She dropped the keys in his palm with a shaky hand and hurried around to the passenger side of her small SUV.
Caleb had to move the seat almost all the way back, but he got them going fast. Just in case their arrival time meant the difference between life or death. He followed the GPS on her dash screen, connected to her phone, his mind full of the implications and questions that came with finding that shoebox of letters.
Letters from his parents that they’d sent to his grandfather. Caleb hadn’t managed to read more than the first one and wanted as much time as he needed to go through them all. To soak up and absorb the words.
For years he’d figured they were dead, or they didn’t want to come back and take care of him and Noah. Now he knew that Pops had been communicating with them this entire time it put a whole new spin on things. At least on what Pops had led him to believe.
Caleb couldn’t reconcile it.
It was about as astounding as a delivery envelope with information that connected to Caleb’s case in it. Information sent to the preacher of all people—made no sense.
Nathan Kessler was a former CIA agent who had gone freelance and become a businessman, funneling money he had embezzled from the US government into purchasing companies all over the world. Mainly focused on South America, he had used his legitimate shipping businesses to give cartels and other smugglers a free pass through checkpoints and borders.
Kessler also laundered money for criminal organizations. Using business transactions to hide turning illegal funds into income. How on earth that information got to Tessa’s father was anyone’s guess. He had no clue.
They definitely needed to find Tessa’s dad. Not just so she’d know he was safe, but also so that Caleb could ask him what on earth was going on—and where he got those papers from.
He couldn’t help wondering if it wasn’t some form of divine intervention. A little of what he’d prayed for earlier. “There’s a reason for me being here.”
Tessa glanced over from looking out the window. “Huh?”
“Sorry. I just meant that there’s a reason I thought to come home. Not just because it’s a safe place to be where I could recover, but also because maybe there was something here that God wanted me to find.”
Answers that he needed, and maybe even a way to take Kessler down.
Would Tessa’s father really be the key to finally bringing down Nathan Kessler, and uncovering all the dirty agents in federal law enforcement, and in the CIA? Not just that, but there were more turncoats in all kinds of hidden places. Caleb had lain awake at night thinking it through and figured there had to be more to it than just his team.
“You believe in God?” Tessa glanced over at him. “I didn’t get the feeling you did when we were in high school, but maybe I was wrong.”
He gripped the steering wheel. “You aren’t wrong. It’s only been a few weeks. But God definitely brought me home. With the injury and everything that happened after, I decided I needed to start believing again. That I needed to follow God and what He wanted for my life. It was part of why I decided to come home and try to heal with Pops. So I could have someone steady in the faith around me while I was figuring everything out.”
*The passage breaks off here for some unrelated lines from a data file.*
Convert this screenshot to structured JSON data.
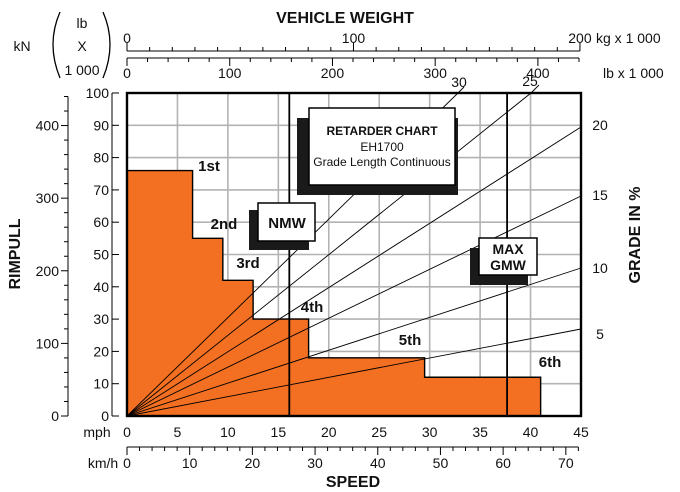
{
  "chart_data": {
    "type": "line",
    "title": "VEHICLE WEIGHT",
    "ylabel_left": "RIMPULL",
    "ylabel_right": "GRADE IN %",
    "xlabel": "SPEED",
    "weight_units": {
      "kn": "kN",
      "lb": "lb",
      "x": "X",
      "thousand": "1 000"
    },
    "weight_kg_label": "kg x 1 000",
    "weight_lb_label": "lb x 1 000",
    "unit_mph": "mph",
    "unit_kmh": "km/h",
    "kg_ticks": [
      "0",
      "100",
      "200"
    ],
    "lb_ticks": [
      "0",
      "100",
      "200",
      "300",
      "400"
    ],
    "rimpull_lb_ticks": [
      "0",
      "10",
      "20",
      "30",
      "40",
      "50",
      "60",
      "70",
      "80",
      "90",
      "100"
    ],
    "rimpull_kn_ticks": [
      "0",
      "100",
      "200",
      "300",
      "400"
    ],
    "mph_ticks": [
      "0",
      "5",
      "10",
      "15",
      "20",
      "25",
      "30",
      "35",
      "40",
      "45"
    ],
    "kmh_ticks": [
      "0",
      "10",
      "20",
      "30",
      "40",
      "50",
      "60",
      "70"
    ],
    "grade_labels": [
      "5",
      "10",
      "15",
      "20",
      "25",
      "30"
    ],
    "xlim_mph": [
      0,
      45
    ],
    "ylim_rimpull_lb_x1000": [
      0,
      100
    ],
    "grid": true,
    "gears": [
      {
        "name": "1st",
        "mph_end": 6.5,
        "rimpull": 76
      },
      {
        "name": "2nd",
        "mph_end": 9.5,
        "rimpull": 55
      },
      {
        "name": "3rd",
        "mph_end": 12.5,
        "rimpull": 42
      },
      {
        "name": "4th",
        "mph_end": 18,
        "rimpull": 30
      },
      {
        "name": "5th",
        "mph_end": 29.5,
        "rimpull": 18
      },
      {
        "name": "6th",
        "mph_end": 41,
        "rimpull": 12
      }
    ],
    "markers": [
      {
        "name": "NMW",
        "lb_x1000": 158
      },
      {
        "name": "MAX GMW",
        "lb_x1000": 370
      }
    ],
    "info_box": {
      "title": "RETARDER CHART",
      "model": "EH1700",
      "note": "Grade Length Continuous"
    },
    "colors": {
      "fill": "#f36f21",
      "grid": "#b3b3b3",
      "line": "#000000"
    }
  }
}
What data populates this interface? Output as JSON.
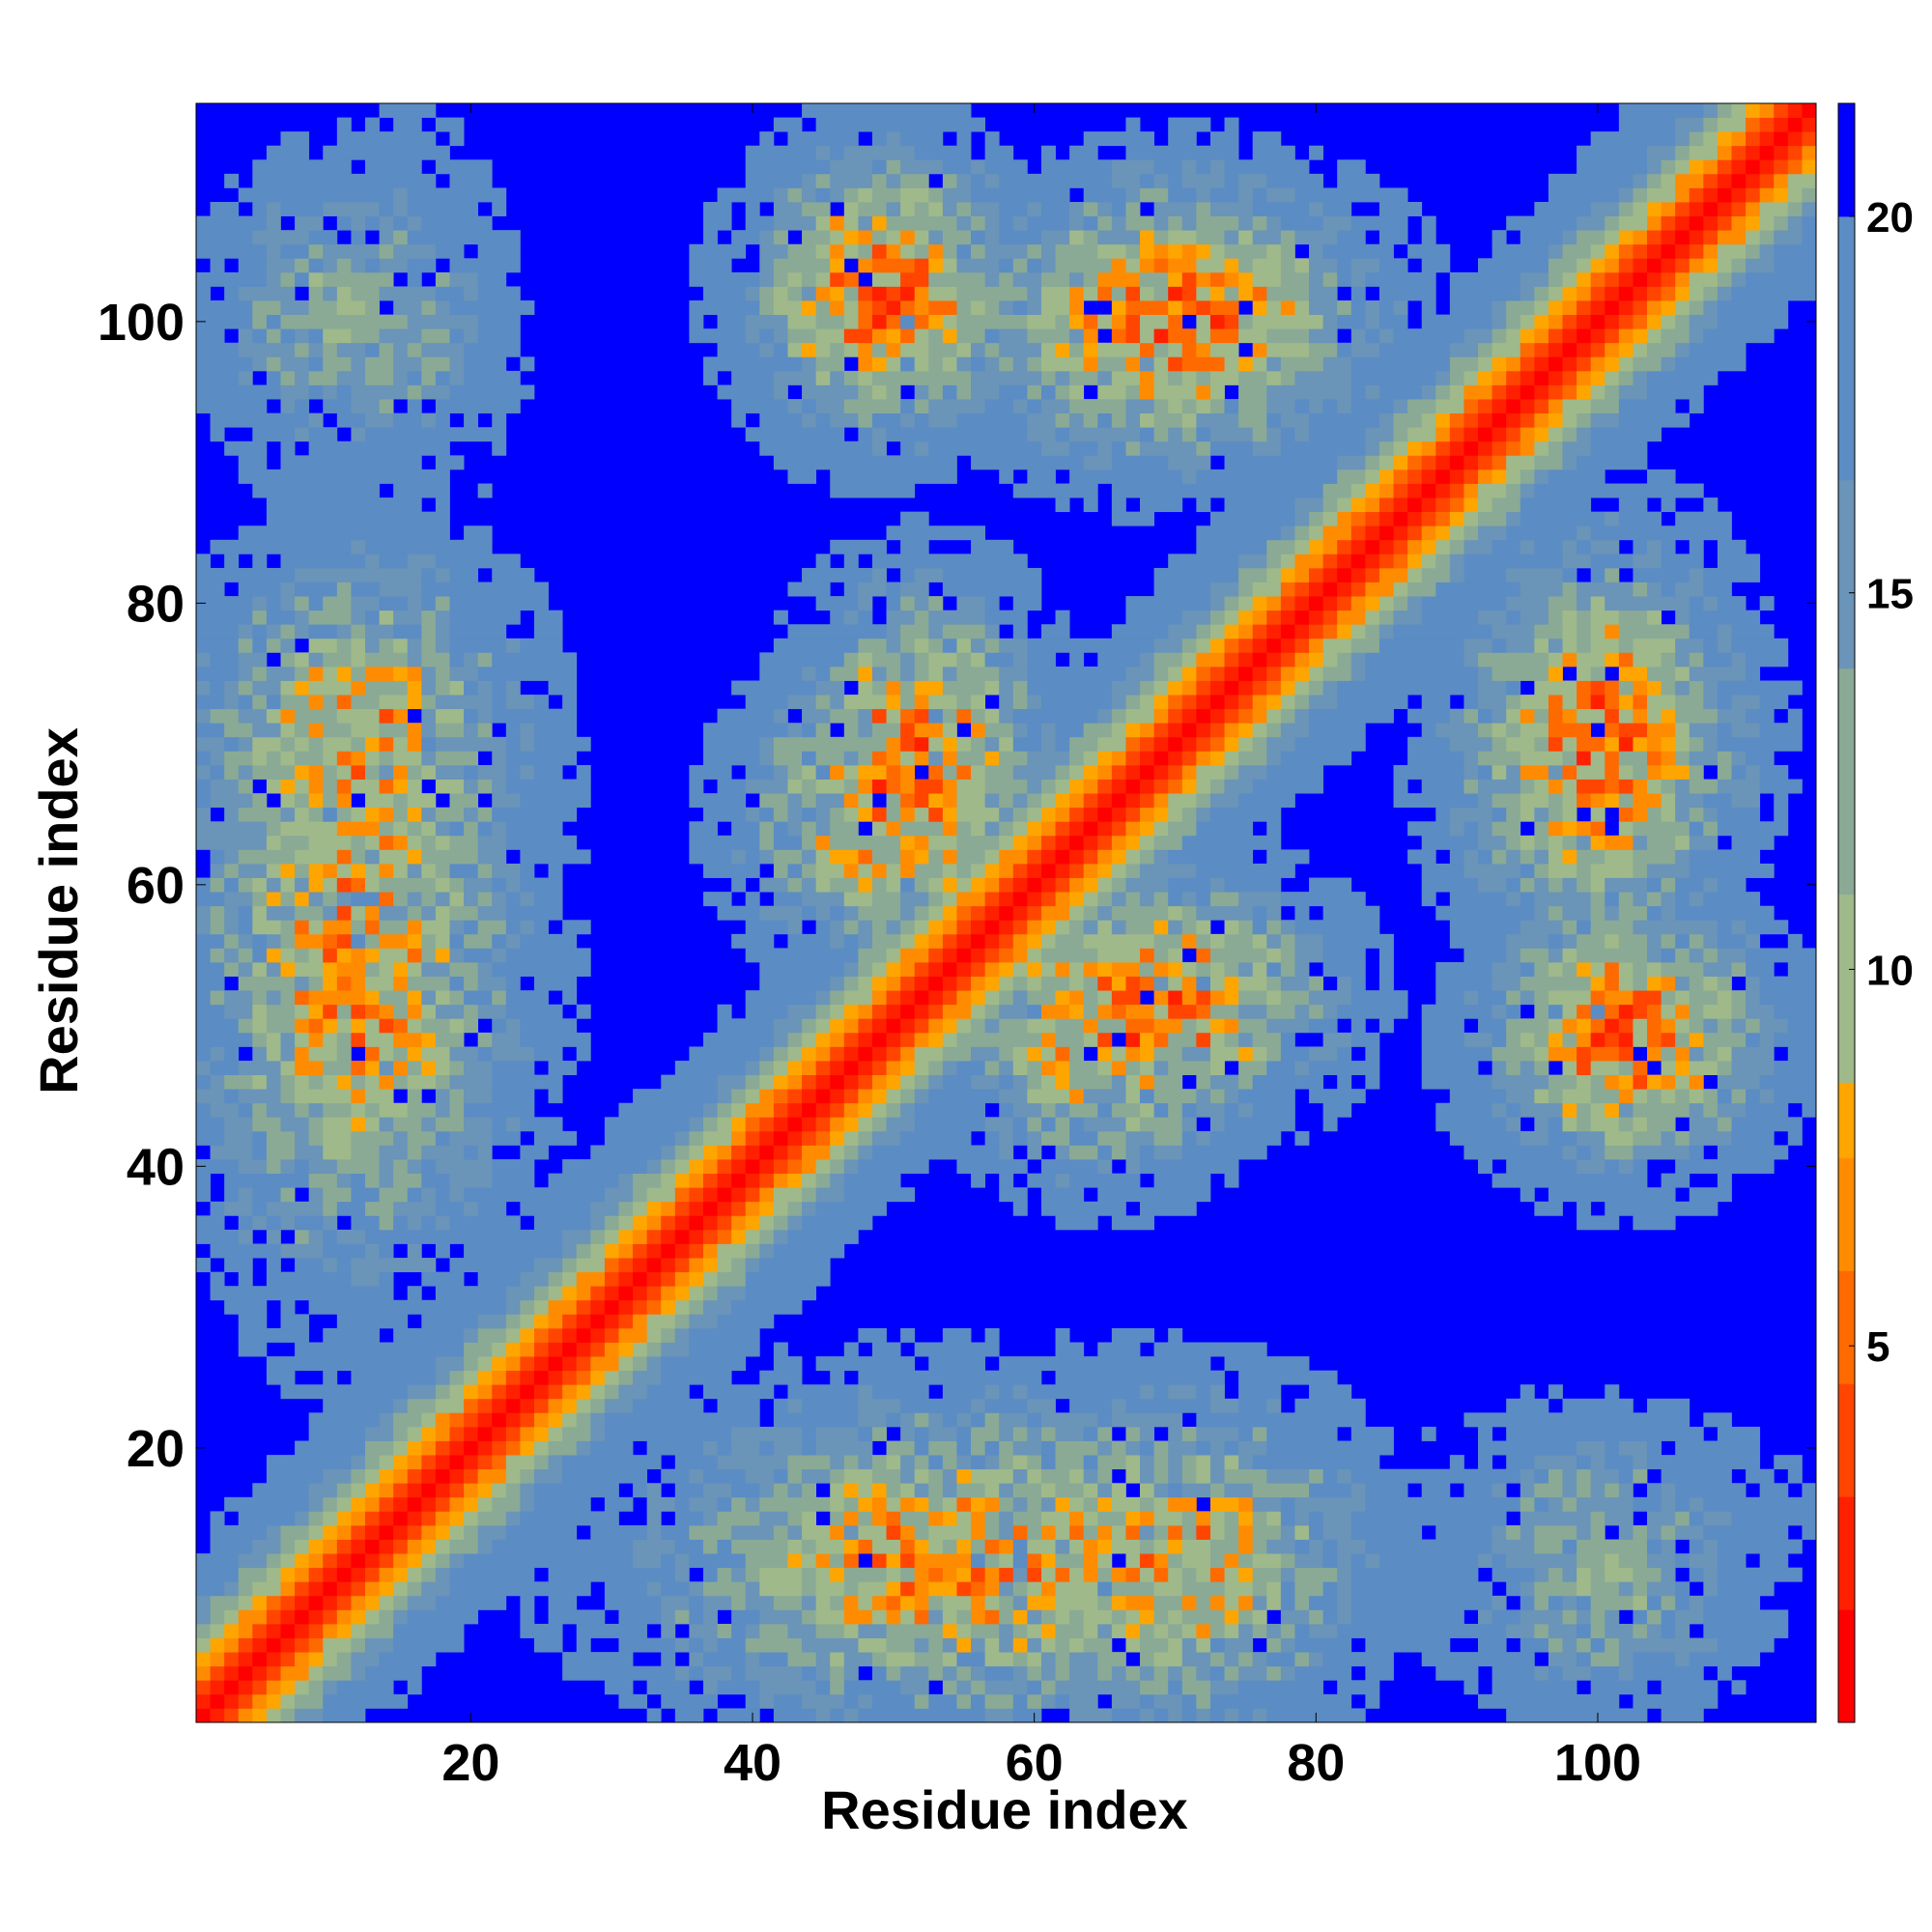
{
  "chart_data": {
    "type": "heatmap",
    "title": "",
    "xlabel": "Residue index",
    "ylabel": "Residue index",
    "n_residues": 115,
    "xlim": [
      1,
      115
    ],
    "ylim": [
      1,
      115
    ],
    "x_ticks": [
      20,
      40,
      60,
      80,
      100
    ],
    "y_ticks": [
      20,
      40,
      60,
      80,
      100
    ],
    "colorbar": {
      "range": [
        0,
        21.5
      ],
      "ticks": [
        5,
        10,
        15,
        20
      ],
      "placement": "right",
      "colors": [
        {
          "max": 1.5,
          "color": "#ff0000"
        },
        {
          "max": 3.0,
          "color": "#ff2000"
        },
        {
          "max": 4.5,
          "color": "#ff4500"
        },
        {
          "max": 6.0,
          "color": "#ff6a00"
        },
        {
          "max": 7.5,
          "color": "#ff8c00"
        },
        {
          "max": 8.5,
          "color": "#ffa500"
        },
        {
          "max": 11.0,
          "color": "#9fb98a"
        },
        {
          "max": 14.0,
          "color": "#8aaa96"
        },
        {
          "max": 16.5,
          "color": "#6a94b8"
        },
        {
          "max": 20.0,
          "color": "#5b8cc4"
        },
        {
          "max": 99,
          "color": "#0000ff"
        }
      ]
    },
    "diagonal_band": {
      "width_fwhm": 6
    },
    "contact_regions": [
      {
        "x": 10,
        "y": 100,
        "sx": 6,
        "sy": 7,
        "min": 12
      },
      {
        "x": 50,
        "y": 102,
        "sx": 6,
        "sy": 7,
        "min": 6
      },
      {
        "x": 70,
        "y": 100,
        "sx": 8,
        "sy": 6,
        "min": 6
      },
      {
        "x": 12,
        "y": 55,
        "sx": 8,
        "sy": 16,
        "min": 7
      },
      {
        "x": 52,
        "y": 70,
        "sx": 6,
        "sy": 8,
        "min": 6
      },
      {
        "x": 65,
        "y": 50,
        "sx": 7,
        "sy": 7,
        "min": 6
      },
      {
        "x": 100,
        "y": 70,
        "sx": 7,
        "sy": 10,
        "min": 6
      },
      {
        "x": 102,
        "y": 48,
        "sx": 7,
        "sy": 6,
        "min": 6
      },
      {
        "x": 50,
        "y": 12,
        "sx": 8,
        "sy": 6,
        "min": 7
      },
      {
        "x": 70,
        "y": 12,
        "sx": 9,
        "sy": 8,
        "min": 7
      },
      {
        "x": 100,
        "y": 15,
        "sx": 8,
        "sy": 5,
        "min": 13
      }
    ]
  }
}
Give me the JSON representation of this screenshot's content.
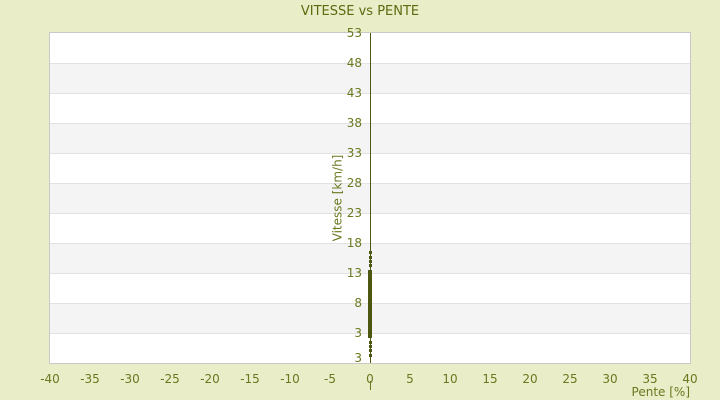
{
  "title": "VITESSE vs PENTE",
  "colors": {
    "background": "#e9edc8",
    "axis_text": "#6b781f",
    "title_text": "#5d6a10",
    "series": "#4d5711",
    "band_gray": "#f4f4f4",
    "gridline": "#e2e2e2",
    "plot_border": "#c9c9c9",
    "plot_background": "#ffffff"
  },
  "chart_data": {
    "type": "scatter",
    "title": "VITESSE vs PENTE",
    "xlabel": "Pente [%]",
    "ylabel": "Vitesse [km/h]",
    "xlim": [
      -40,
      40
    ],
    "ylim": [
      -2,
      53
    ],
    "x_ticks": [
      -40,
      -35,
      -30,
      -25,
      -20,
      -15,
      -10,
      -5,
      0,
      5,
      10,
      15,
      20,
      25,
      30,
      35,
      40
    ],
    "y_ticks": [
      53,
      48,
      43,
      38,
      33,
      28,
      23,
      18,
      13,
      8,
      3
    ],
    "y_axis_bottom_edge_label": "3",
    "grid": "alternating-horizontal-bands",
    "legend": "none",
    "zero_axis_line": {
      "x": 0,
      "color": "#4d5711"
    },
    "series": [
      {
        "name": "vitesse-points",
        "marker": "square",
        "color": "#4d5711",
        "dense_cluster": {
          "x": 0,
          "y_from": 2.2,
          "y_to": 13.5
        },
        "outlier_points": [
          [
            0,
            16.5
          ],
          [
            0,
            15.7
          ],
          [
            0,
            15.0
          ],
          [
            0,
            14.3
          ],
          [
            0,
            1.5
          ],
          [
            0,
            0.8
          ],
          [
            0,
            0.2
          ],
          [
            0,
            -0.7
          ]
        ]
      }
    ]
  }
}
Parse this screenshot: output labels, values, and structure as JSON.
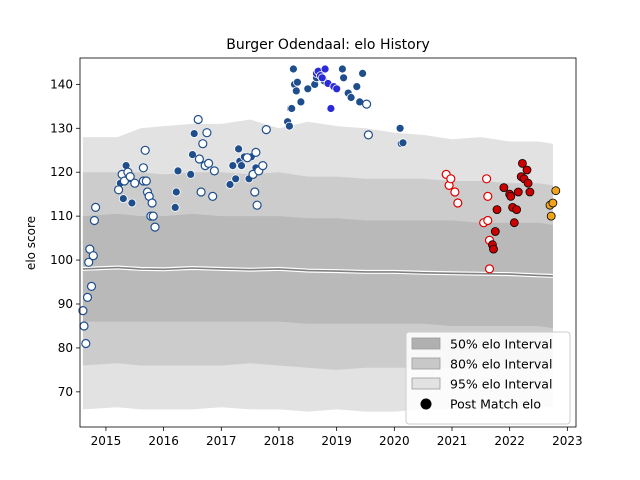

And maybe it was all so that God could have him here to discover the shoebox. To find the truth about his parents. The thing that Pops had been lying to him about.
He shook his head. No point dwelling on that until they could talk it out.
“I’m so used to people with faith that seems so flimsy, or people who just show up to church on Sundays and the rest of the time they don’t even act like Christians. Especially online.”
Caleb nodded.
“It’s nice to talk to someone who has genuine faith. A lot of the time it seems like I’m getting cynical about there still being true believers in the world. I mean, I know there are. People across the world are facing persecution and even death for their faith. There’s not much of that here in Montana, but we can still be strong in what we believe and stand up for what’s right.”
“It’s all still pretty new. But once that priest in the hospital started talking to me about it, it made me remember everything Pops ever told me about God, and about the Bible.”
To discover that the old man had been lying to him this entire time didn’t sit well. Not after he had been the one that brought truth into Caleb’s life. Pops was a guy who took in two teenage boys that otherwise would’ve ended up in foster care. The manwho had prayed with them and encouraged them to ask God for help when they needed it.
“I can’t believe he’s been lying for years.” Caleb shook his head. “Those letters went back decades.”
Tessa nodded. “It seemed like Pops was sending your parents photos and maybe updates about things that were happening in your life. Those letters were like the replies to whatever he sent them.”
“And he never told us they were alive? I just can’t believe he never even said, ‘I know they’re alive.’ He just let us think they were dead.”
“Isn’t it good that they wanted to know what was happening with you? If you’re inclined to look on the bright side, it means they still care about you.”
Caleb held onto the wheel around the corner. Tessa stiffened in her seat.Probably could’ve slowed down.“If they wanted to know, they could have just called. Or shown up and seen for themselves.”
The fact they hadn’t meant that maybe they weren’t able to—for whatever reason. But how did that make it any better? What could they possibly have been doing that… what, endangered their lives if they saw each other?
Maybe he was taking on a little bit of that cynical thing she’d been talking about. But this wasn’t about someone who had shallow faith. This was about parents who abandoned their children.